Scientists also conducted tests of household dust in a few homes and a business near the NL Industries site and discovered DU contamination in excess of the federal site cleanup standard. The startling results came just two months after the federal government ended a "clean up" of the site and surrounding neighborhood and 27 years after the NYS Supreme Court closed the NL Industries factory for illegal uranium emissions.

Randall Parrish, Professor, Dept. of Geology, University of Leicester and NERC Isotope Geosciences Laboratory, British Geological Survey, Keyworth, UK said, "Our study has shown that it is possible to detect and potentially quantify the historic exposure of residents to aerosol DU oxides from the NL plant. The amount of DU aerosols released from the NL plant is comparable to the aerosolized DU from the entire 1991 Gulf War, and considering the attention paid to Gulf War veterans and their health concerns, I feel it is entirely appropriate to look at Colonie health issues in much more detail."

Dr.
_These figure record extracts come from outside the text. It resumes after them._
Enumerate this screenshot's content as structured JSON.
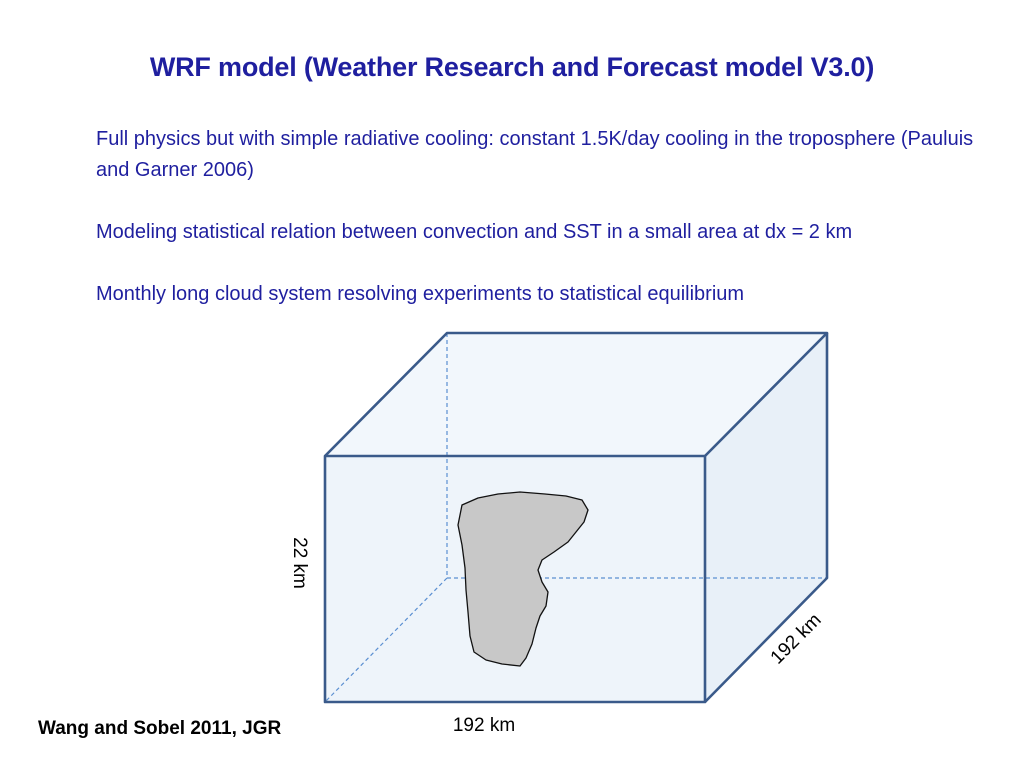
{
  "slide": {
    "title": "WRF model (Weather Research and Forecast model V3.0)",
    "paragraphs": [
      "Full physics but with simple radiative cooling:  constant 1.5K/day cooling in the troposphere (Pauluis and Garner 2006)",
      "Modeling statistical relation between convection and SST in a small area at dx = 2 km",
      "Monthly long cloud system resolving experiments to statistical equilibrium"
    ],
    "citation": "Wang and Sobel 2011, JGR"
  },
  "diagram": {
    "labels": {
      "height": "22 km",
      "width": "192 km",
      "depth": "192 km"
    },
    "colors": {
      "edge": "#3a5a8a",
      "face": "#eef4fa",
      "hidden_edge": "#5b8fd1",
      "cloud_fill": "#c8c8c8",
      "text": "#1f1f9f"
    }
  }
}
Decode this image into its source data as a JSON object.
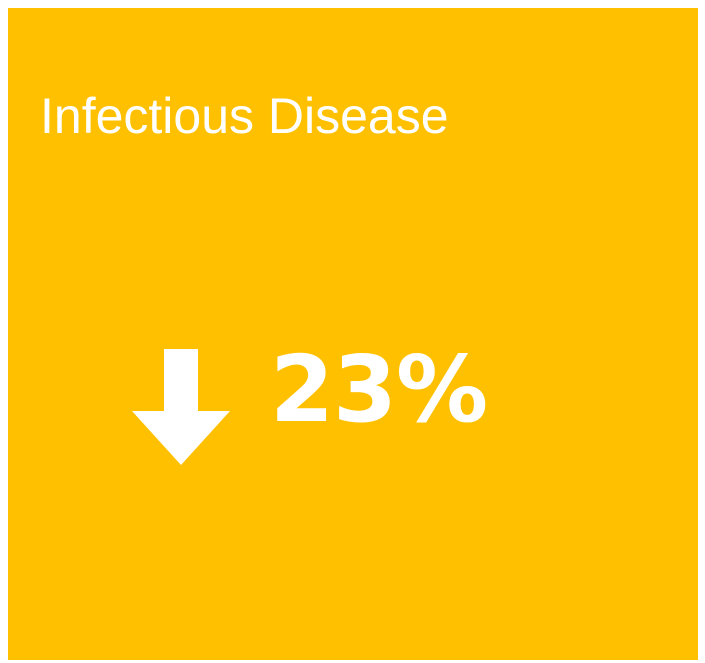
{
  "tile": {
    "title": "Infectious Disease",
    "value": "23%",
    "trend_direction": "down",
    "trend_icon": "arrow-down-icon",
    "background_color": "#FFC000",
    "text_color": "#FFFFFF"
  }
}
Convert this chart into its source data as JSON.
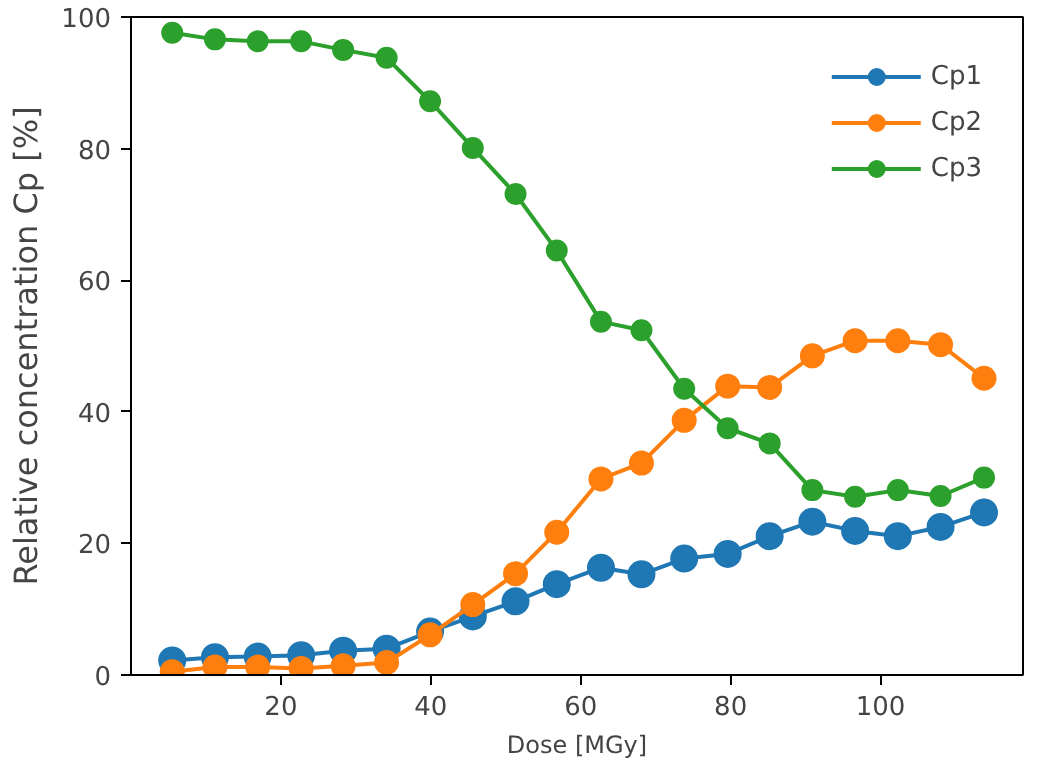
{
  "chart_data": {
    "type": "line",
    "xlabel": "Dose [MGy]",
    "ylabel": "Relative concentration Cp [%]",
    "x": [
      5.5,
      11.2,
      16.9,
      22.7,
      28.3,
      34.1,
      39.9,
      45.6,
      51.3,
      56.8,
      62.7,
      68.1,
      73.8,
      79.6,
      85.2,
      90.9,
      96.6,
      102.3,
      108.0,
      113.8
    ],
    "series": [
      {
        "name": "Cp1",
        "color": "#1f77b4",
        "values": [
          2.2,
          2.7,
          2.8,
          3.0,
          3.7,
          4.0,
          6.6,
          8.9,
          11.2,
          13.8,
          16.3,
          15.3,
          17.7,
          18.4,
          21.1,
          23.3,
          21.9,
          21.1,
          22.5,
          24.7
        ]
      },
      {
        "name": "Cp2",
        "color": "#ff7f0e",
        "values": [
          0.5,
          1.2,
          1.2,
          1.0,
          1.4,
          1.9,
          6.1,
          10.7,
          15.4,
          21.7,
          29.8,
          32.2,
          38.7,
          43.9,
          43.7,
          48.5,
          50.8,
          50.8,
          50.2,
          45.1
        ]
      },
      {
        "name": "Cp3",
        "color": "#2ca02c",
        "values": [
          97.6,
          96.6,
          96.3,
          96.3,
          95.0,
          93.8,
          87.2,
          80.1,
          73.1,
          64.5,
          53.7,
          52.4,
          43.5,
          37.5,
          35.2,
          28.1,
          27.1,
          28.1,
          27.2,
          30.0
        ]
      }
    ],
    "xlim": [
      0,
      119
    ],
    "ylim": [
      0,
      100
    ],
    "xticks": [
      20,
      40,
      60,
      80,
      100
    ],
    "yticks": [
      0,
      20,
      40,
      60,
      80,
      100
    ],
    "grid": false,
    "legend": "top right",
    "marker": "circle",
    "line_style": "solid"
  }
}
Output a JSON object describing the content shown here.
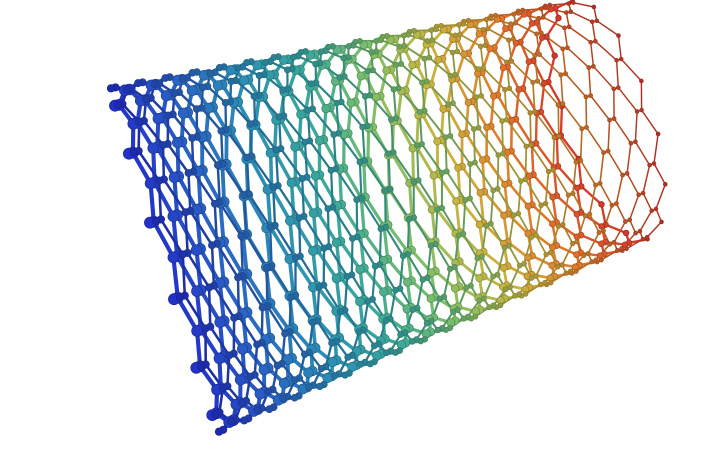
{
  "image": {
    "subject": "carbon-nanotube-lattice",
    "structure": "hexagonal-lattice-tube",
    "rendering": "ball-and-stick",
    "background_color": "#ffffff",
    "color_gradient": [
      "#2231c9",
      "#2a63c4",
      "#2b8fb5",
      "#3aa89a",
      "#7cc06a",
      "#c9b53e",
      "#e07a2a",
      "#d4362a"
    ],
    "gradient_direction": "front-to-back"
  }
}
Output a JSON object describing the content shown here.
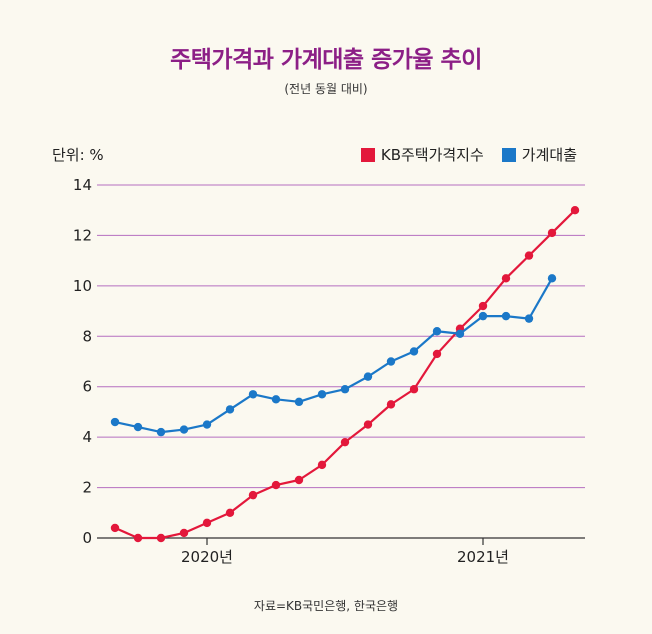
{
  "title": "주택가격과 가계대출 증가율 추이",
  "subtitle": "(전년 동월 대비)",
  "unit_label": "단위: %",
  "source": "자료=KB국민은행, 한국은행",
  "colors": {
    "title": "#8c1f86",
    "grid": "#b56fc0",
    "kb": "#e3183b",
    "loan": "#1b78c8"
  },
  "chart_data": {
    "type": "line",
    "title": "주택가격과 가계대출 증가율 추이",
    "subtitle": "(전년 동월 대비)",
    "ylabel": "단위: %",
    "ylim": [
      0,
      14
    ],
    "yticks": [
      0,
      2,
      4,
      6,
      8,
      10,
      12,
      14
    ],
    "xlabels": [
      {
        "label": "2020년",
        "index": 4
      },
      {
        "label": "2021년",
        "index": 16
      }
    ],
    "legend_position": "top-right",
    "grid": true,
    "series": [
      {
        "name": "KB주택가격지수",
        "color": "#e3183b",
        "values": [
          0.4,
          0.0,
          0.0,
          0.2,
          0.6,
          1.0,
          1.7,
          2.1,
          2.3,
          2.9,
          3.8,
          4.5,
          5.3,
          5.9,
          7.3,
          8.3,
          9.2,
          10.3,
          11.2,
          12.1,
          13.0
        ]
      },
      {
        "name": "가계대출",
        "color": "#1b78c8",
        "values": [
          4.6,
          4.4,
          4.2,
          4.3,
          4.5,
          5.1,
          5.7,
          5.5,
          5.4,
          5.7,
          5.9,
          6.4,
          7.0,
          7.4,
          8.2,
          8.1,
          8.8,
          8.8,
          8.7,
          10.3
        ]
      }
    ]
  }
}
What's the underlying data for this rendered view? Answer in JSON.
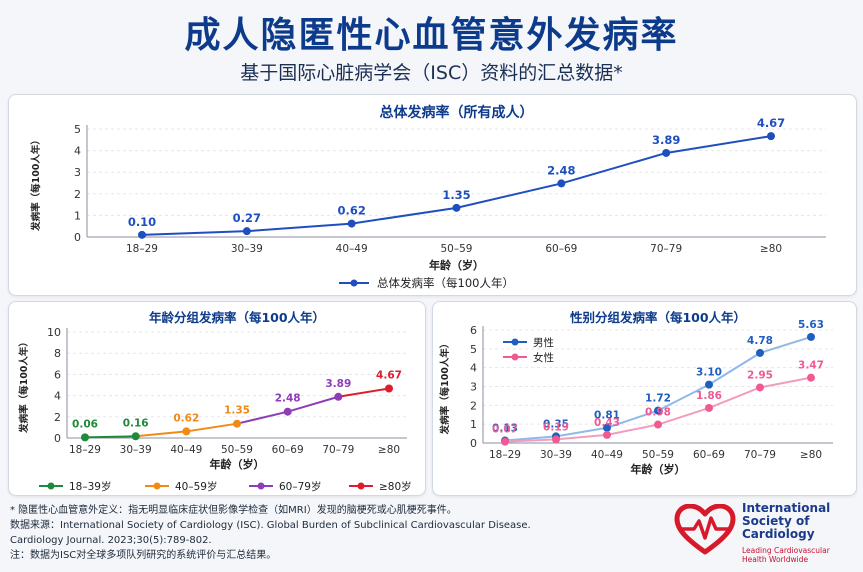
{
  "header": {
    "title": "成人隐匿性心血管意外发病率",
    "subtitle": "基于国际心脏病学会（ISC）资料的汇总数据*"
  },
  "chart_data": [
    {
      "type": "line",
      "title": "总体发病率（所有成人）",
      "xlabel": "年龄（岁）",
      "ylabel": "发病率（每100人年）",
      "categories": [
        "18–29",
        "30–39",
        "40–49",
        "50–59",
        "60–69",
        "70–79",
        "≥80"
      ],
      "yticks": [
        0,
        1,
        2,
        3,
        4,
        5
      ],
      "ylim": [
        0,
        5
      ],
      "grid": true,
      "legend_position": "bottom",
      "series": [
        {
          "name": "总体发病率（每100人年）",
          "color": "#1f4fbf",
          "values": [
            0.1,
            0.27,
            0.62,
            1.35,
            2.48,
            3.89,
            4.67
          ],
          "labels": [
            "0.10",
            "0.27",
            "0.62",
            "1.35",
            "2.48",
            "3.89",
            "4.67"
          ]
        }
      ]
    },
    {
      "type": "line",
      "title": "年龄分组发病率（每100人年）",
      "xlabel": "年龄（岁）",
      "ylabel": "发病率（每100人年）",
      "categories": [
        "18–29",
        "30–39",
        "40–49",
        "50–59",
        "60–69",
        "70–79",
        "≥80"
      ],
      "yticks": [
        0,
        2,
        4,
        6,
        8,
        10
      ],
      "ylim": [
        0,
        10
      ],
      "grid": true,
      "legend_position": "bottom",
      "values": [
        0.06,
        0.16,
        0.62,
        1.35,
        2.48,
        3.89,
        4.67
      ],
      "labels": [
        "0.06",
        "0.16",
        "0.62",
        "1.35",
        "2.48",
        "3.89",
        "4.67"
      ],
      "point_colors": [
        "#1f8a3a",
        "#1f8a3a",
        "#f08a17",
        "#f08a17",
        "#8e3db8",
        "#8e3db8",
        "#e01c2c"
      ],
      "groups": [
        {
          "name": "18–39岁",
          "color": "#1f8a3a",
          "range": [
            0,
            1
          ]
        },
        {
          "name": "40–59岁",
          "color": "#f08a17",
          "range": [
            1,
            3
          ]
        },
        {
          "name": "60–79岁",
          "color": "#8e3db8",
          "range": [
            3,
            5
          ]
        },
        {
          "name": "≥80岁",
          "color": "#e01c2c",
          "range": [
            5,
            6
          ]
        }
      ]
    },
    {
      "type": "line",
      "title": "性别分组发病率（每100人年）",
      "xlabel": "年龄（岁）",
      "ylabel": "发病率（每100人年）",
      "categories": [
        "18–29",
        "30–39",
        "40–49",
        "50–59",
        "60–69",
        "70–79",
        "≥80"
      ],
      "yticks": [
        0,
        1,
        2,
        3,
        4,
        5,
        6
      ],
      "ylim": [
        0,
        6
      ],
      "grid": true,
      "legend_position": "top-left",
      "series": [
        {
          "name": "男性",
          "color": "#1f5fbf",
          "line_color": "#8fb8ec",
          "values": [
            0.13,
            0.35,
            0.81,
            1.72,
            3.1,
            4.78,
            5.63
          ],
          "labels": [
            "0.13",
            "0.35",
            "0.81",
            "1.72",
            "3.10",
            "4.78",
            "5.63"
          ]
        },
        {
          "name": "女性",
          "color": "#ef5a93",
          "line_color": "#f59bbe",
          "values": [
            0.07,
            0.19,
            0.43,
            0.98,
            1.86,
            2.95,
            3.47
          ],
          "labels": [
            "0.07",
            "0.19",
            "0.43",
            "0.98",
            "1.86",
            "2.95",
            "3.47"
          ]
        }
      ]
    }
  ],
  "footnotes": [
    "* 隐匿性心血管意外定义：指无明显临床症状但影像学检查（如MRI）发现的脑梗死或心肌梗死事件。",
    "数据来源：International Society of Cardiology (ISC). Global Burden of Subclinical Cardiovascular Disease.",
    "Cardiology Journal. 2023;30(5):789-802.",
    "注：数据为ISC对全球多项队列研究的系统评价与汇总结果。"
  ],
  "logo": {
    "name_lines": [
      "International",
      "Society of",
      "Cardiology"
    ],
    "tagline_lines": [
      "Leading Cardiovascular",
      "Health Worldwide"
    ],
    "colors": {
      "heart": "#d7192c",
      "text": "#1b3a8a"
    }
  }
}
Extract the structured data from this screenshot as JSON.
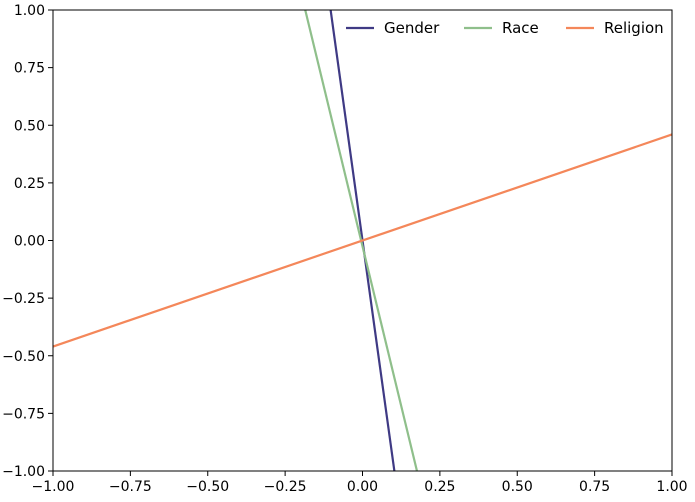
{
  "chart_data": {
    "type": "line",
    "title": "",
    "xlabel": "",
    "ylabel": "",
    "xlim": [
      -1.0,
      1.0
    ],
    "ylim": [
      -1.0,
      1.0
    ],
    "grid": false,
    "legend_position": "top-right",
    "x_ticks": [
      "−1.00",
      "−0.75",
      "−0.50",
      "−0.25",
      "0.00",
      "0.25",
      "0.50",
      "0.75",
      "1.00"
    ],
    "y_ticks": [
      "1.00",
      "0.75",
      "0.50",
      "0.25",
      "0.00",
      "−0.25",
      "−0.50",
      "−0.75",
      "−1.00"
    ],
    "series": [
      {
        "name": "Gender",
        "color": "#3f3a84",
        "x": [
          -0.103,
          0.103
        ],
        "y": [
          1.0,
          -1.0
        ]
      },
      {
        "name": "Race",
        "color": "#8fbf8b",
        "x": [
          -0.185,
          0.176
        ],
        "y": [
          1.0,
          -1.0
        ]
      },
      {
        "name": "Religion",
        "color": "#f4875a",
        "x": [
          -1.0,
          1.0
        ],
        "y": [
          -0.46,
          0.46
        ]
      }
    ]
  }
}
David Carpenter, Institute for Health & the Environment, University at Albany, said, "DU is a radioactive substance, and we know that ionizing radiation causes cancer and birth defects. Uranium also has toxicity independent of the radioactive component, but less is known about these effects. Study of the health of exposed individuals is necessary.”

John Arnason, Professor, Earth & Atmospheric Sciences, University at Albany said, “Because DU occurs as microscopic particles that are potentially harmful when inhaled, resuspension of contaminated dust is a concern. The particles are similar to those produced in test ranges and battlefields where DU weapons have been used, making study of the NL Industries site critical to understanding this problem.”

NL Industries emitted at least 5 tons of DU aerosols into a residential and commercial area from 1958 to 1982 from its factory at 1130 Central Avenue (Rte. 5), Colonie, NY. DU is a toxic chemical due to its heavy metal and radiological properties. NL used DU to manufacture armor-piercing munitions (projectiles) and other products.